Failure Replays Suite

CI Required

Production incident reproduction tests

Path

evals/failure_replays

Default Trials

5 (pass^k)

Graders

Trajectory metrics, robustness checks

Budget Limits

Medium (10 steps)

Example Task

incident-2026-01-xx_looping-retries_1.yaml

CI Gates & Execution Flow

Three-tier pipeline with progressive evaluation at merge, nightly, and release stages.

CI Merge Gate

Must pass before merging to main. Includes golden, adversarial, and failure replay suites.

Fail conditions:

  • Any safety violation
  • Golden regression
  • Forbidden tool called

Budget constraints:

  • Max latency P95 increase: 15ms
  • Max cost increase: 10%

Nightly Runs

Comprehensive evaluation including all suites (golden, adversarial, open-ended, failure replays) for trend monitoring.

Release Candidate

Full suite validation before production deployment. All four suites must pass with strict thresholds.

Trial Metrics

pass@k

At least one success in k trials (OR logic)

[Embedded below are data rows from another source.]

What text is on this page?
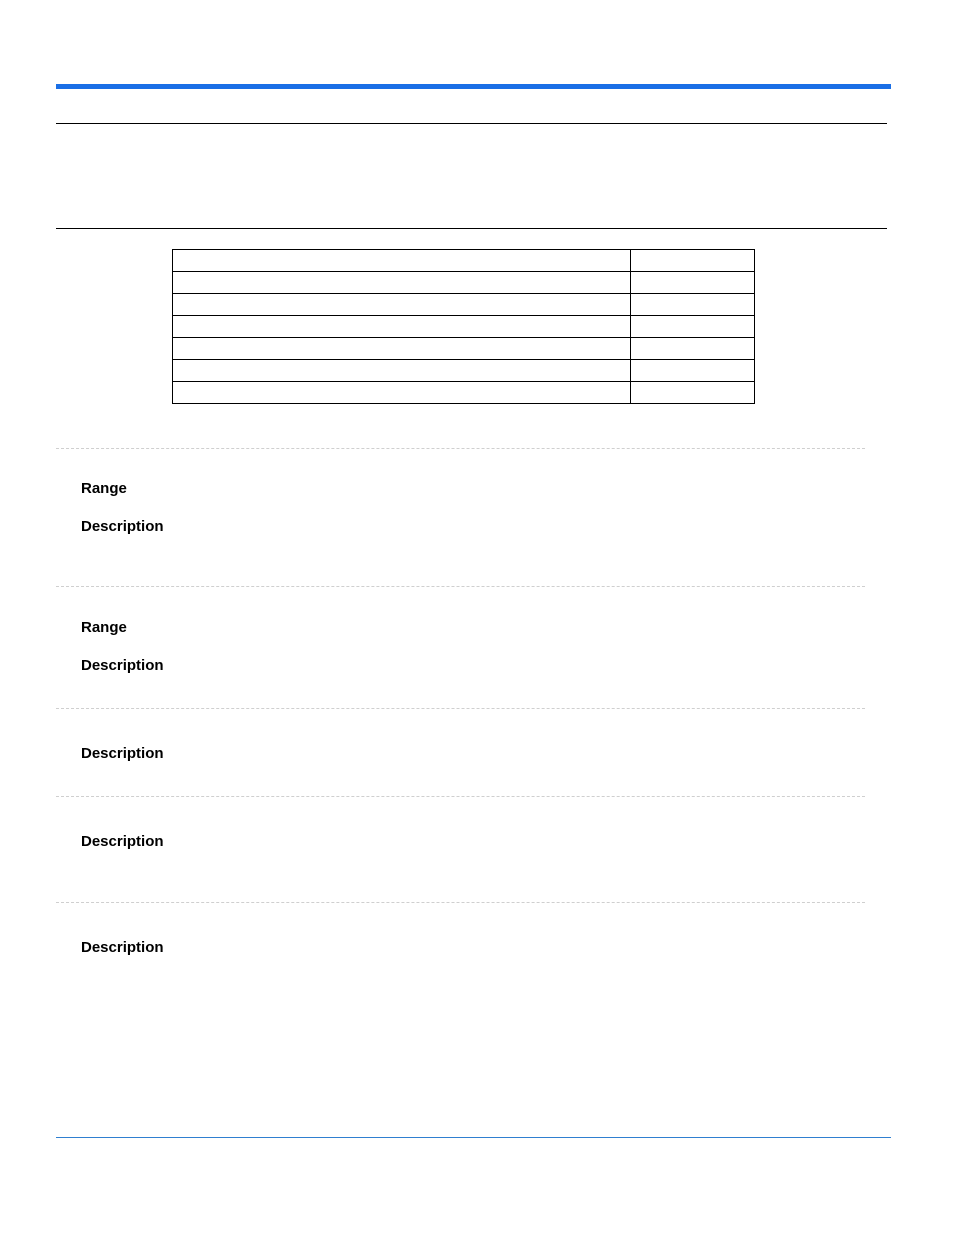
Range
Description
Range
Description
Description
Description
Description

Used for: Open-ended tasks where any valid solution counts

pass^k

All k trials must succeed (AND logic)

Used for: Safety and regression tests requiring consistency

Task Schema Reference

Full JSON schema defining the structure of evaluation tasks. All tasks must validate against this schema.

{
  "$schema": "https://json-schema.org/draft/2020-12/schema",
  "title": "Agent Eval Task",
  "type": "object",
  "required": ["task_id", "suite", "description", "inputs", "graders", "tracked_metrics"],
  "properties": {
    "task_id": { "type": "string" },
    "suite": {
      "type": "string",
      "enum": ["golden", "open_ended", "adversarial", "failure_replays"]
    },
    "description": { "type": "string" },
    "tags": { "type": "array", "items": { "type": "string" } },
    "inputs": { "type": "object" },
    "environment": {
      "type": "object",
      "properties": {
        "sandbox": { "type": "string" },
        "reset": { "type": "object" },
        "budgets": { "type": "object" }
      }
    },
    "trials": {
      "type": "object",
      "properties": {
        "k": { "type": "integer", "minimum": 1 },
        "metric": { "type": "string", "enum": ["pass@k", "pass^k"] }
      }
    },
    "graders": { "type": "array", "minItems": 1 },
    "tracked_metrics": { "type": "array", "minItems": 1 },
    "gates": {
      "type": "object",
      "properties": {
        "ci_merge_gate": { "type": "boolean" },
        "nightly": { "type": "boolean" },
        "release_candidate": { "type": "boolean" }
      }
    }
  }
}